Fortunately this decline is already in progress. All the nations of Western and Central Europe are moving towards a lower birth-rate and in France this diminution has reached a point where there is no longer a natural increase. In a few decades the birth rate will probably begin to fall everywhere faster than the death rate declines. An adjustment of the population to its probable resources will be in progress.

In this progressive decline in the birth rate is to be found the greatest of all the factors making for internationalism and peace. It is a development which takes away the edge from the present frantic effort of industrial nations to secure a monopolistic control of foreign resources. It permits the gradual creation of an equilibrium between the nation's population and its physical resources at home and abroad.

Powerful forces in the world are at present slowly making for an economic internationalism to supplant the economic nationalism which to-day makes for war. The problem that faces the United States is what shall be its policy and action in view of the present nationalistic strife and of the slowly maturing economic internationalism.

[[1]] November, 1916.

[[2]] The proposal to boycott Germany after the war is sometimes based upon weirdly moral rather than economic considerations. "Is it possible," writes one C. R. Enoch, "that trade relations with the nation that has outraged every tenet of international and moral decency, every consideration of humanity, and has committed unspeakable atrocities, as has Germany in her conduct of the war, can be taken up again at the point where they were broken off? ... There is only one procedure compatible with honour and justice—namely, that no ordinary commercial dealings should be carried out with Germany until the generation of Teutons that did these things has passed away, unless absolute penitence and reparation—if reparation be possible—is done therefor." "Can We Set the World in Order." London, 1916, p. 197. (My italics.)

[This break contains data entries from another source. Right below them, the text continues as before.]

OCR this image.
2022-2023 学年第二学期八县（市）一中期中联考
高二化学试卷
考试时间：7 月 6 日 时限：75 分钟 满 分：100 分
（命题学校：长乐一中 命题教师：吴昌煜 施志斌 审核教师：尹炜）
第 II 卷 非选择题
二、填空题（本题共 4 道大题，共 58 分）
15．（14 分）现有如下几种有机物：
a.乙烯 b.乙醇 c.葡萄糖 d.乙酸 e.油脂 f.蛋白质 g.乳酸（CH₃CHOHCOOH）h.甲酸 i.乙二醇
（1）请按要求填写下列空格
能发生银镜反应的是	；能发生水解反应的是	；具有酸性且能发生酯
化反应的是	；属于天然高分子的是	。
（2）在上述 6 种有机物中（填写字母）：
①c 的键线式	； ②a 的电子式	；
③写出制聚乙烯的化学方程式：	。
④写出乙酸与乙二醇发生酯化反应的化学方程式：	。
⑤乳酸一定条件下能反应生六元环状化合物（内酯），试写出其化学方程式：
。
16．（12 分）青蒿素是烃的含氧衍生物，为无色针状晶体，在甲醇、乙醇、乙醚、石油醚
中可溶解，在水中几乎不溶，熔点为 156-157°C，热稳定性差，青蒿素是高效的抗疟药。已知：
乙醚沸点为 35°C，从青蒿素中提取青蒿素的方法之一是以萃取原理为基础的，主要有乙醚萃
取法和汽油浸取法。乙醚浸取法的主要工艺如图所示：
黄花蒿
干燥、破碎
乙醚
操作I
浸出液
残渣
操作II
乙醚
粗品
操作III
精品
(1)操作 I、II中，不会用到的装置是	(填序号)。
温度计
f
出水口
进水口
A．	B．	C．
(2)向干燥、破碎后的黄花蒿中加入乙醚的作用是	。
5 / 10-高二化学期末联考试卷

[[3]] The granting of permission to the people of the disputed district to decide their own allegiance is a good general principle, but, unfortunately, does not carry us far. The main difficulty lies in determining what shall be the unit of territory and population which is to decide. If Ireland votes as a unit, all Ireland will have home rule; if each county is to have the right of self direction, Ulster will be detached from the rest of the island. If Alsace-Lorraine votes to become French, whole districts, which will have voted to remain German, will be dissatisfied. Moreover, in the latter case, should all the residents of the two provinces be permitted to vote or only those people and their descendants who were living there in 1870? If the first plan is adopted a premium is placed upon the policy of legally dispossessing the inhabitants of a conquered land and filling their places with loyal immigrés; if the latter is chosen, the principle of the right of a population to determine its allegiance is abandoned. Finally, if the decision of the population of the disputed district were adverse to the interests of Europe as a whole, it would be irrational to validate such a result. The interests of Europe are superior to those of any nation, however powerful, and vastly superior to those of a Luxemburg, Ulster or Alsace-Lorraine.